Ataques por intolerancia

NUEVA YORK – El último caso que conmovió a la opinión pública, fue el registrado el 12 de marzo del año pasado, cuando Anthony Collao, de 18 años -hijo de inmigrantes ecuatorianos- fue golpeado con barras de metal y asesinado en el área de Woodhaven, Queens, por un grupo de jóvenes, en momentos que salía de una fiesta de cumpleaños.

El ataque de Collao –de quien sus atacantes pensaron que era gay- fue clasificado por las autoridades como un crimen de odio por lo que seis adolescentes –de entre 15 a 17 años- fueron acusados formalmente por cargos de asesinato.

Los atacantes se encuentran en la cárcel sin derecho a fianza y en espera del juicio. De ser hallados culpables, enfrentan una pena máxima de 25 años en prisión.

El 3 de octubre de 2010, un hombre de 30 años y dos adolescentes de 17, fueron golpeados, torturados y sodomizados con un bate de béisbol -en una casa deshabitada de El Bronx- por un grupo de jóvenes pertenecientes a la pandilla callejera Latin King Goonies.

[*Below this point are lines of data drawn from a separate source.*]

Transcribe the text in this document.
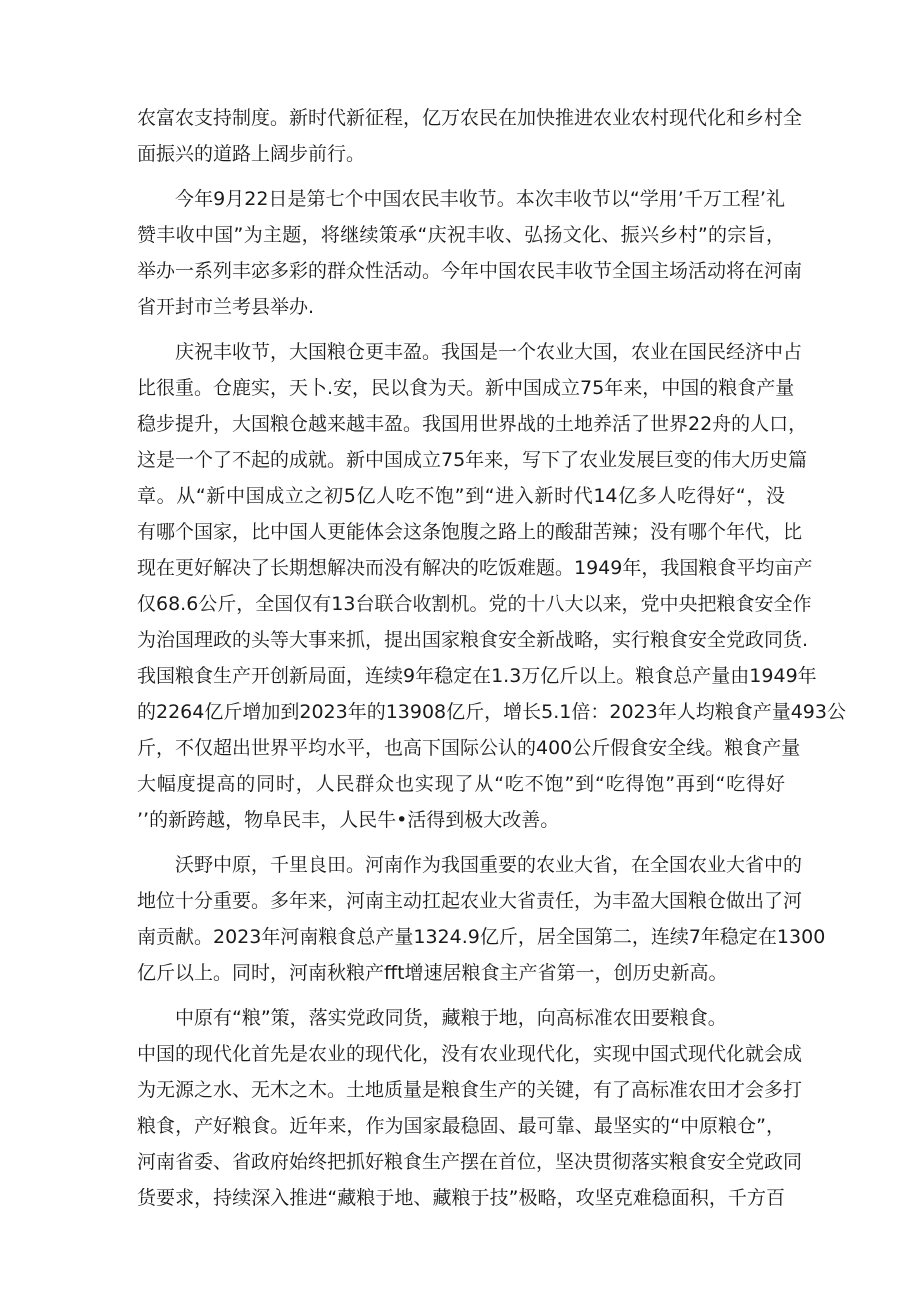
农富农支持制度。新时代新征程，亿万农民在加快推进农业农村现代化和乡村全
面振兴的道路上阔步前行。
　　今年9月22日是第七个中国农民丰收节。本次丰收节以“学用’千万工程’礼
赞丰收中国”为主题，将继续策承“庆祝丰收、弘扬文化、振兴乡村”的宗旨，
举办一系列丰宓多彩的群众性活动。今年中国农民丰收节全国主场活动将在河南
省开封市兰考县举办.
　　庆祝丰收节，大国粮仓更丰盈。我国是一个农业大国，农业在国民经济中占
比很重。仓鹿实，天卜.安，民以食为天。新中国成立75年来，中国的粮食产量
稳步提升，大国粮仓越来越丰盈。我国用世界战的土地养活了世界22舟的人口，
这是一个了不起的成就。新中国成立75年来，写下了农业发展巨变的伟大历史篇
章。从“新中国成立之初5亿人吃不饱”到“进入新时代14亿多人吃得好“，没
有哪个国家，比中国人更能体会这条饱腹之路上的酸甜苦辣；没有哪个年代，比
现在更好解决了长期想解决而没有解决的吃饭难题。1949年，我国粮食平均亩产
仅68.6公斤，全国仅有13台联合收割机。党的十八大以来，党中央把粮食安全作
为治国理政的头等大事来抓，提出国家粮食安全新战略，实行粮食安全党政同货.
我国粮食生产开创新局面，连续9年稳定在1.3万亿斤以上。粮食总产量由1949年
的2264亿斤增加到2023年的13908亿斤，增长5.1倍：2023年人均粮食产量493公
斤，不仅超出世界平均水平，也高下国际公认的400公斤假食安全线。粮食产量
大幅度提高的同时，人民群众也实现了从“吃不饱”到“吃得饱”再到“吃得好
’’的新跨越，物阜民丰，人民牛•活得到极大改善。
　　沃野中原，千里良田。河南作为我国重要的农业大省，在全国农业大省中的
地位十分重要。多年来，河南主动扛起农业大省责任，为丰盈大国粮仓做出了河
南贡献。2023年河南粮食总产量1324.9亿斤，居全国第二，连续7年稳定在1300
亿斤以上。同时，河南秋粮产fft增速居粮食主产省第一，创历史新高。
　　中原有“粮”策，落实党政同货，藏粮于地，向高标准农田要粮食。
中国的现代化首先是农业的现代化，没有农业现代化，实现中国式现代化就会成
为无源之水、无木之木。土地质量是粮食生产的关键，有了高标准农田才会多打
粮食，产好粮食。近年来，作为国家最稳固、最可靠、最坚实的“中原粮仓”，
河南省委、省政府始终把抓好粮食生产摆在首位，坚决贯彻落实粮食安全党政同
货要求，持续深入推进“藏粮于地、藏粮于技”极略，攻坚克难稳面积，千方百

Cuando los miembros de la pandilla supieron que el hombre gay, de 30 años, tenía relaciones sexuales con un miembro de su pandilla, trataron de extorsionarlo a cambio de protección. Pero al no pagar, lo atacaron a él y a los dos jóvenes.

La Fiscalía de El Bronx, acusó a siete hombres por 75 cargos. El caso aun está pendiente para ir a juicio.

En un caso que concitó la atención nacional, el exestudiante de la universidad Rutgers, en Nueva Jersey, Dharun Ravi, fue hallado culpable el 16 de marzo de este año de instalar una cámara en su computadora para espiar a Tyler Clementi, su compañero de habitación.

Clementi se suicidó días después de que transmitieran por internet, sin su consentimiento, su encuentro sexual con otro hombre.